Les troubles de personnalité limite - De l'automutilation au suicide, la personnalité limite inquiète
Mots clés : adolescents, troubles de personnalité limite, santé, Jeunesse, Québec (province)

Photo: Agence France-Presse
Outre un comportement physique instable, les personnalités limites se caractérisent, selon les médecins, par leurs problèmes émotionnels et par leurs difficultés à créer des liens interpersonnels. «Leurs comportements sont très instables. Ces adolescents tentent de créer des liens d'amitié, mais ça échoue toujours après quelque temps et ils se retrouvent isolés», rapporte Mme Stanley. La dépression, les troubles alimentaires et les problèmes d'anxiété sont souvent associés aux personnalités limites.
Leur donner du soutien est primordial puisque 8,5 % d'entre eux se suicident. Toutefois, ce suivi ne se fait pas sans difficultés: «Je leur parle de leur tentative et ils me répondent aussitôt: "De quoi parlez-vous? C'est arrivé hier. Ça n'arrivera plus jamais!"», confie Mme Stanley.
Autant dans le cas des suicides ratés que dans celui de l'automutilation, ces adolescents cherchent à avoir de l'attention ou à manipuler leur entourage. Ils estiment également qu'ils entament un «nouveau départ» à la suite de leurs actes. «Ils préfèrent subir des douleurs physiques qu'émotionnelles», s'étonne-t-elle.
Les recherches sur les personnalités limites à l'adolescence sont encore peu nombreuses et les médecins n'osent pas tous poser des diagnostics sur des mineurs. «On évite de diagnostiquer des adolescents avec des troubles de la personnalité parce qu'on pense que jusqu'à l'âge de 18 ans, la structure de la personnalité n'est pas encore formée, n'est pas stable», raconte Éric Fombonne, président de la conférence et directeur de l'unité de psychiatrie à l'Hôpital de Montréal pour enfants.

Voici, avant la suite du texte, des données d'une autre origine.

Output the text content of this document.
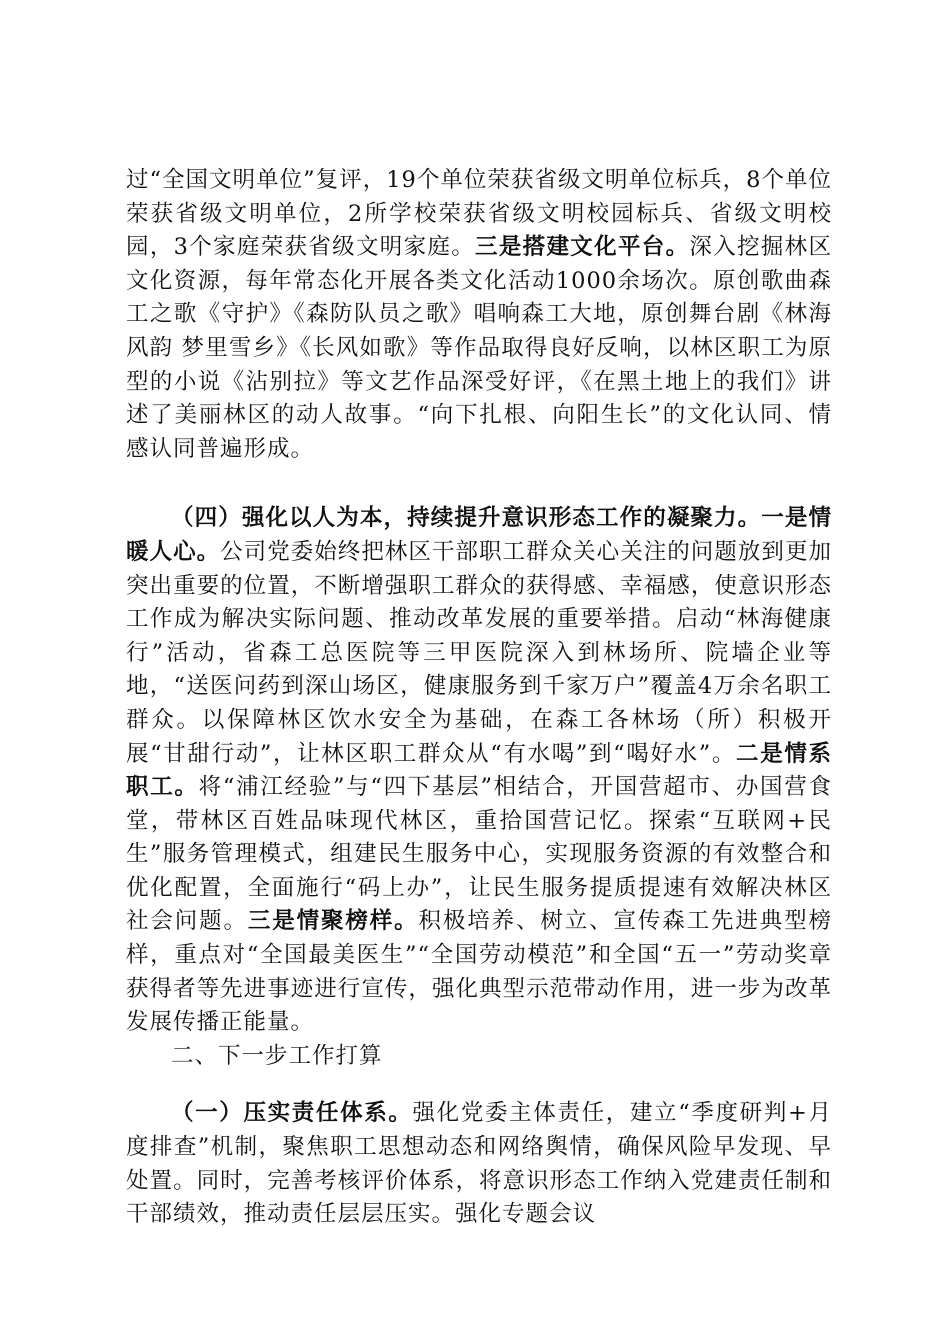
过“全国文明单位”复评，19个单位荣获省级文明单位标兵，8个单位荣获省级文明单位，2所学校荣获省级文明校园标兵、省级文明校园，3个家庭荣获省级文明家庭。三是搭建文化平台。深入挖掘林区文化资源，每年常态化开展各类文化活动1000余场次。原创歌曲森工之歌《守护》《森防队员之歌》唱响森工大地，原创舞台剧《林海风韵 梦里雪乡》《长风如歌》等作品取得良好反响，以林区职工为原型的小说《沾别拉》等文艺作品深受好评，《在黑土地上的我们》讲述了美丽林区的动人故事。“向下扎根、向阳生长”的文化认同、情感认同普遍形成。

（四）强化以人为本，持续提升意识形态工作的凝聚力。一是情暖人心。公司党委始终把林区干部职工群众关心关注的问题放到更加突出重要的位置，不断增强职工群众的获得感、幸福感，使意识形态工作成为解决实际问题、推动改革发展的重要举措。启动“林海健康行”活动，省森工总医院等三甲医院深入到林场所、院墙企业等地，“送医问药到深山场区，健康服务到千家万户”覆盖4万余名职工群众。以保障林区饮水安全为基础，在森工各林场（所）积极开展“甘甜行动”，让林区职工群众从“有水喝”到“喝好水”。二是情系职工。将“浦江经验”与“四下基层”相结合，开国营超市、办国营食堂，带林区百姓品味现代林区，重拾国营记忆。探索“互联网+民生”服务管理模式，组建民生服务中心，实现服务资源的有效整合和优化配置，全面施行“码上办”，让民生服务提质提速有效解决林区社会问题。三是情聚榜样。积极培养、树立、宣传森工先进典型榜样，重点对“全国最美医生”“全国劳动模范”和全国“五一”劳动奖章获得者等先进事迹进行宣传，强化典型示范带动作用，进一步为改革发展传播正能量。

二、下一步工作打算

（一）压实责任体系。强化党委主体责任，建立“季度研判+月度排查”机制，聚焦职工思想动态和网络舆情，确保风险早发现、早处置。同时，完善考核评价体系，将意识形态工作纳入党建责任制和干部绩效，推动责任层层压实。强化专题会议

Le trouble de la personnalité limite se retrouve également chez les adultes, mais la prévalence est beaucoup plus forte chez les adolescents. Les chercheurs observent d'ailleurs une hausse du nombre de suicides et de blessures corporelles au sein d'une population de plus en plus jeune. «Il y a plein d'occasions de dérailler pour les jeunes qui ont des vulnérabilités. Les systèmes de soutien qui étaient autrefois en place pour guider les adolescents dans leur trajectoire vers la maturité ont changé. Les familles sont moins disponibles, les mères travaillent davantage et, à l'âge de 18 ans, il y a 50 % des adolescents qui vivent avec un seul parent», explique le Dr Fombonne.

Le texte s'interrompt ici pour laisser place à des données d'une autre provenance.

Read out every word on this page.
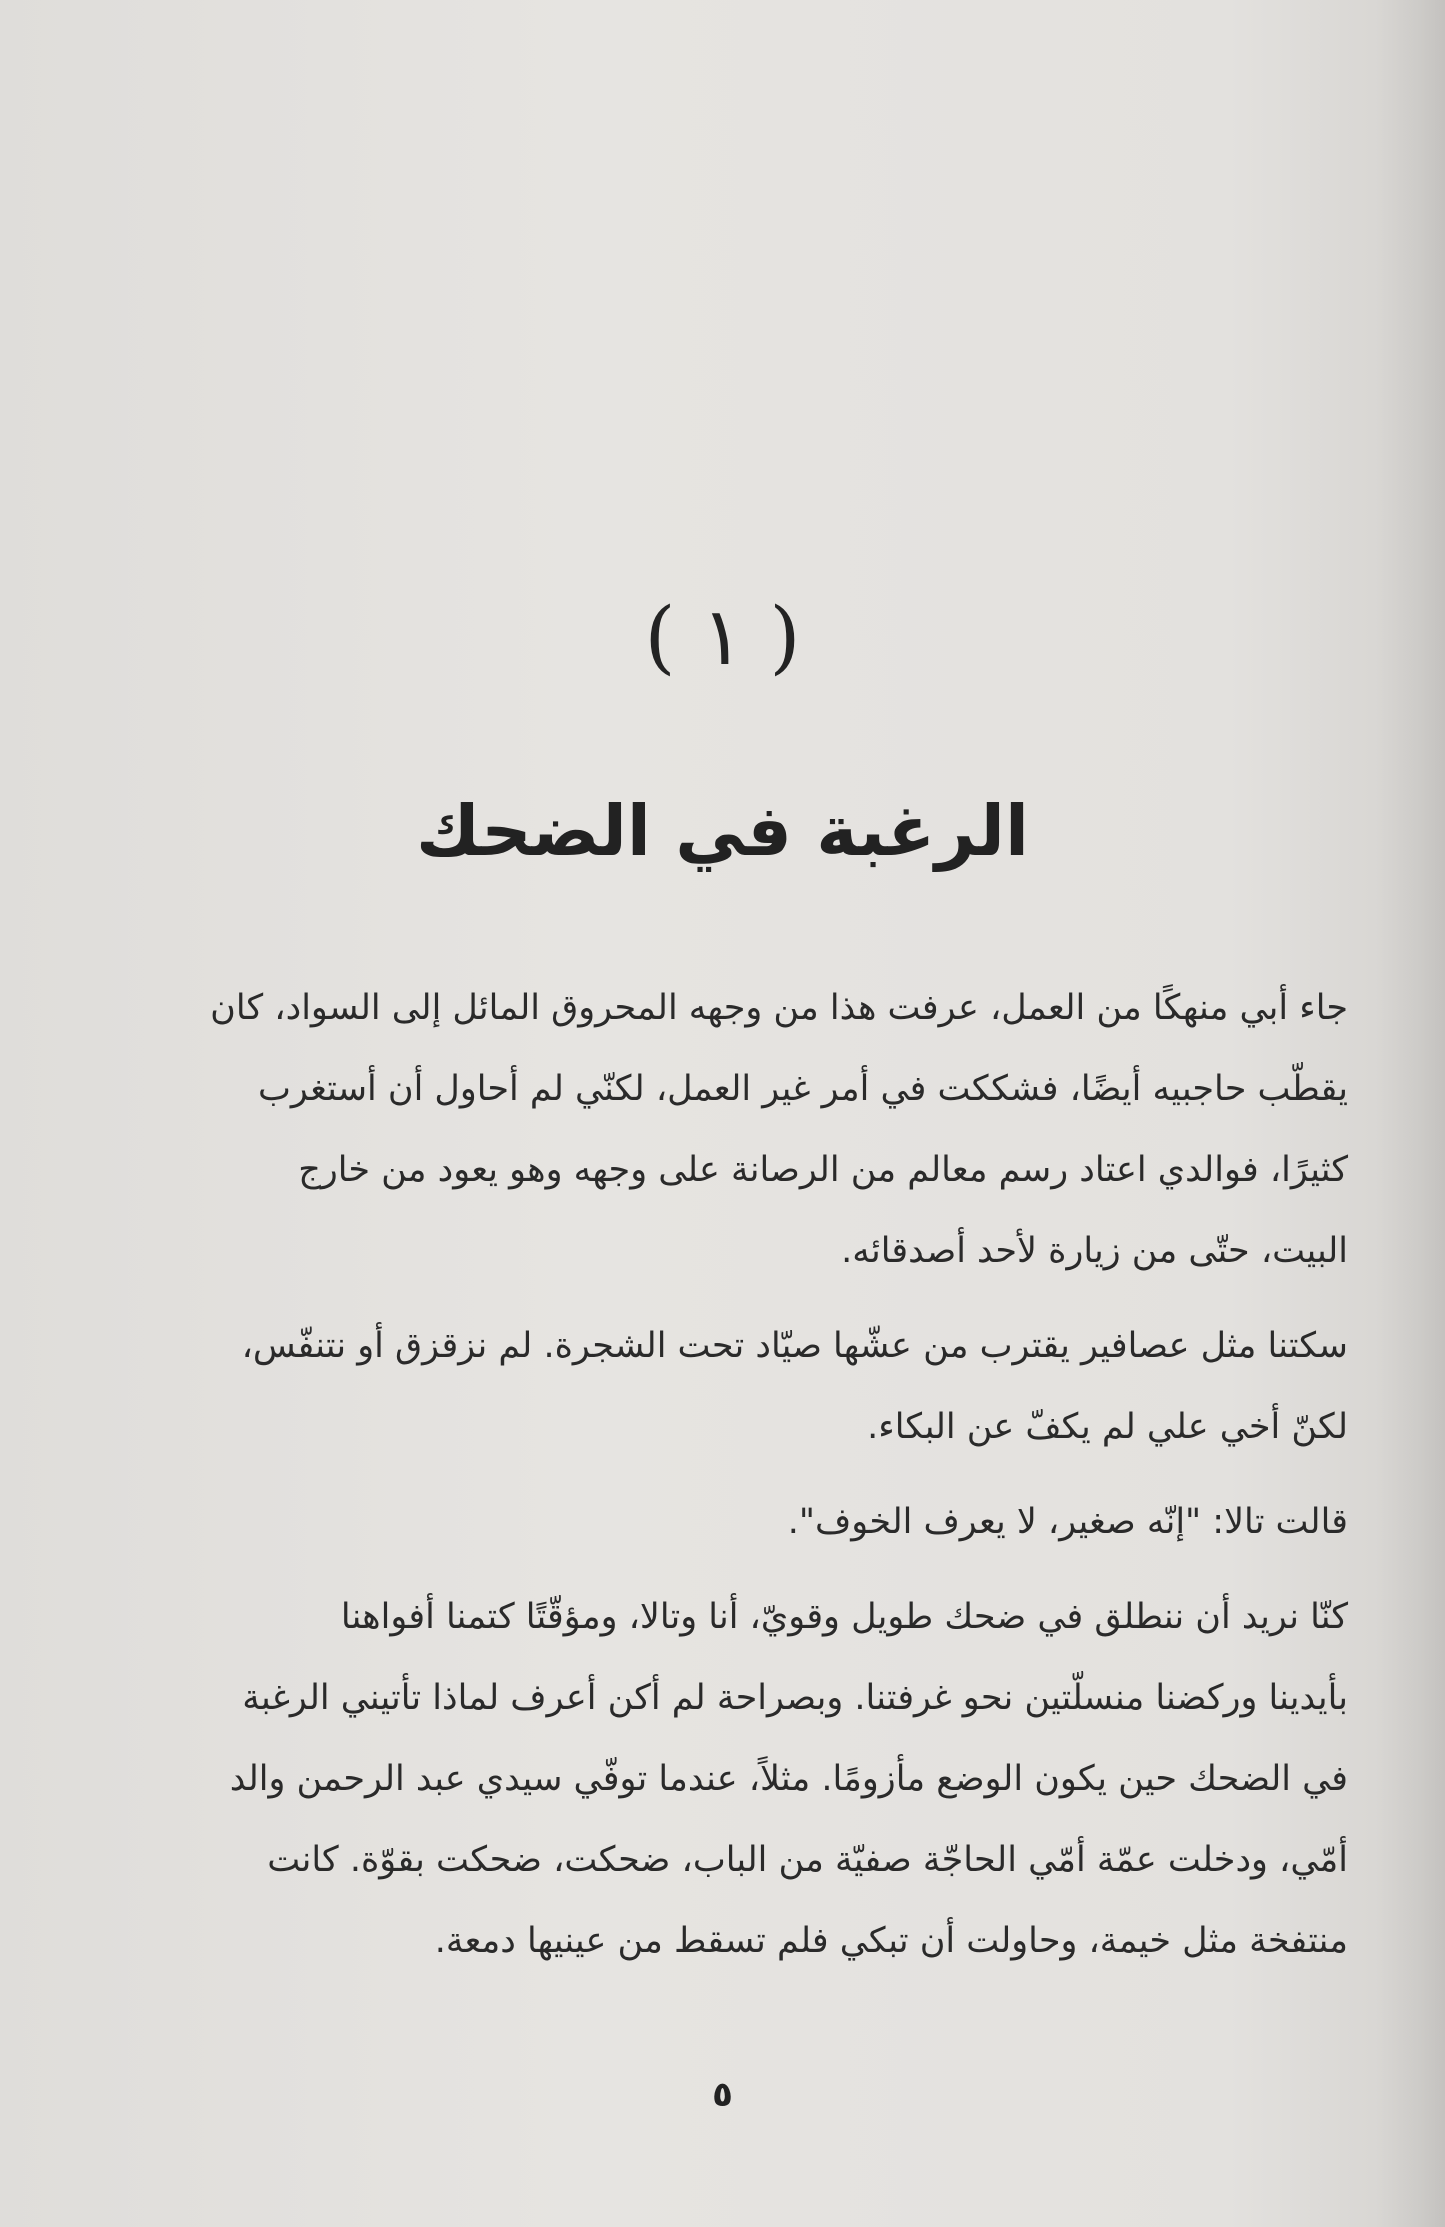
( ١ )
الرغبة في الضحك
جاء أبي منهكًا من العمل، عرفت هذا من وجهه المحروق المائل إلى السواد، كان
يقطّب حاجبيه أيضًا، فشككت في أمر غير العمل، لكنّي لم أحاول أن أستغرب
كثيرًا، فوالدي اعتاد رسم معالم من الرصانة على وجهه وهو يعود من خارج
البيت، حتّى من زيارة لأحد أصدقائه.
سكتنا مثل عصافير يقترب من عشّها صيّاد تحت الشجرة. لم نزقزق أو نتنفّس،
لكنّ أخي علي لم يكفّ عن البكاء.
قالت تالا: "إنّه صغير، لا يعرف الخوف".
كنّا نريد أن ننطلق في ضحك طويل وقويّ، أنا وتالا، ومؤقّتًا كتمنا أفواهنا
بأيدينا وركضنا منسلّتين نحو غرفتنا. وبصراحة لم أكن أعرف لماذا تأتيني الرغبة
في الضحك حين يكون الوضع مأزومًا. مثلاً، عندما توفّي سيدي عبد الرحمن والد
أمّي، ودخلت عمّة أمّي الحاجّة صفيّة من الباب، ضحكت، ضحكت بقوّة. كانت
منتفخة مثل خيمة، وحاولت أن تبكي فلم تسقط من عينيها دمعة.
٥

Le psychologue a rencontré des enfants âgés de seulement huit ans qui avaient tenté de s'enlever la vie volontairement. Comme le Québec affiche le plus haut taux de suicide au pays (21 par tranche de 100 000 habitants, comparativement à la moyenne nationale de 14 pour 100 000), les chercheurs insistent pour offrir un bon suivi aux adolescents. Et 75 % des jeunes ayant reçu le diagnostic de «personnalité limite» s'en sortent s'ils reçoivent le soutien nécessaire.